Klein points to the sales tax – cousin of Hawai‘i’s general excise tax – as being inherently regressive, since everyone pays the same rate regardless of income, which places a disproportionate burden on the poor.

She cites the case of Salinas, Calif., the city of writer John Steinbeck, where only 16,000 out of 80,000 register voters cast ballots. 10,000 of those ballots defeated a sales tax increase to fund public libraries, resulting in the closure of all the city’s libraries. In other words, 10,000 people decided the fate of a public institution – “I can only speculate that the majority of these 10,000 voters are not library users,” Klein writes.

“Are there institutions whose importance is so great that their funding should be guaranteed by government, or should private fundraising take care of everything not related to life and death?” Klein asks. “If so, should some of our nation’s high net worth individuals be persuaded to take those on?”

It was tax policy that created those rich individuals, such as Bill Gates and Warren Buffet. The tax cuts that began in the Reagan administration increased the number of U.S. billionaires from 13 in 1986 to 230 today. Worldwide, the number jumped from 20 to 793, who are now worth a combined $3 trillion. “The GDP of the poorest 48 countries in the world is less than the wealth of each of the three richest people in the world,” Klein said.

“It is fairly obvious why nonprofits should care about tax policy,” she says. “Social service agencies are burdened to the breaking point with people needing help at the same time as their government grants are cut again and again.

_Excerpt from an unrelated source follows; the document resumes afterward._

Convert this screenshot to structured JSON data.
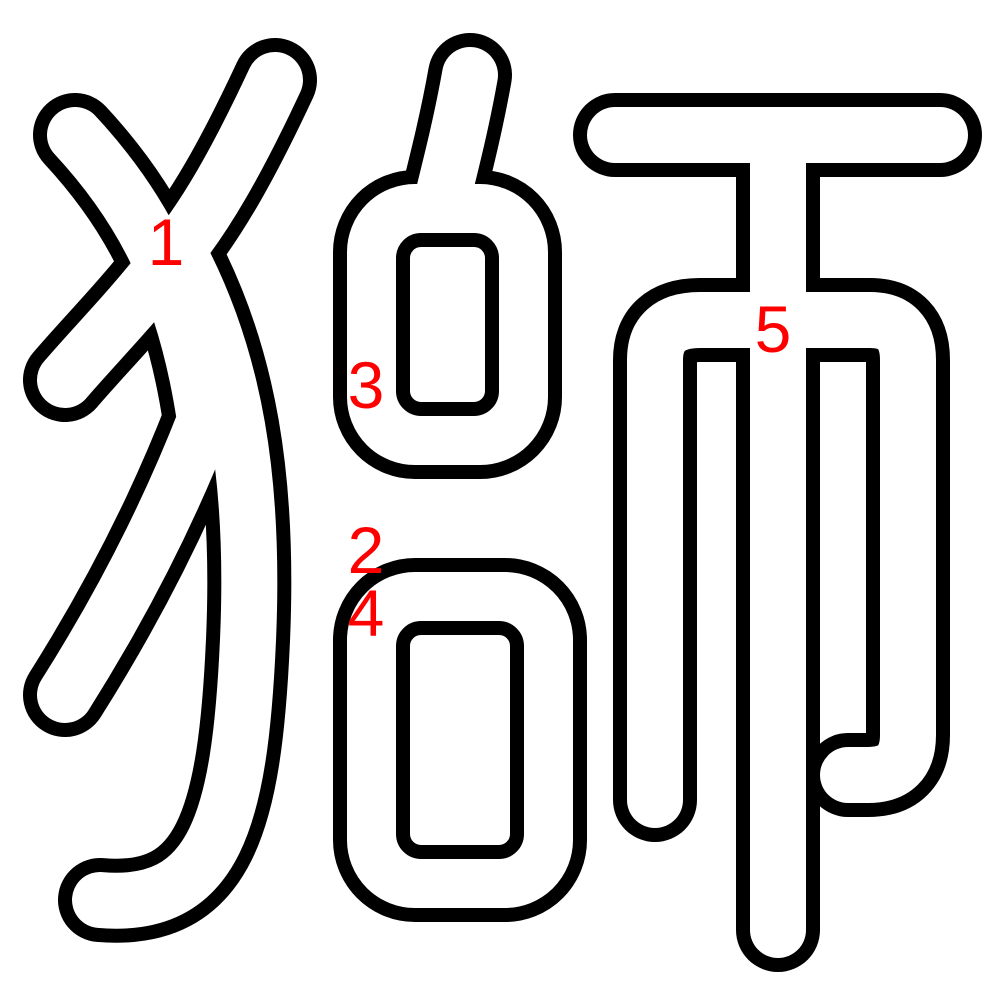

Arts and humanities programs have been cut out of government budgets so completely that some states don’t even have State Arts Commissions anymore.”

Tax policy affects nonprofits more than any other institutions. What can we do about it?

  • Get organized – nonprofits make up 10 percent of the workforce, almost 15 million people, plus 65 million volunteers. As a voting bloc they could swing any election, particularly when the turnout is as light as that election in Salinas that killed its libraries.
  • Start talking about taxes – people don’t have well-informed opinions about taxes. Talk about the role of government in board meetings, committees, speeches, gatherings and conferences – “in fact, everywhere we gather.” Raise these questions: What are taxes for; and what is fair taxation? “Send to those working on tax policy at the state and national levels a buzz of conversation from the grassroots.”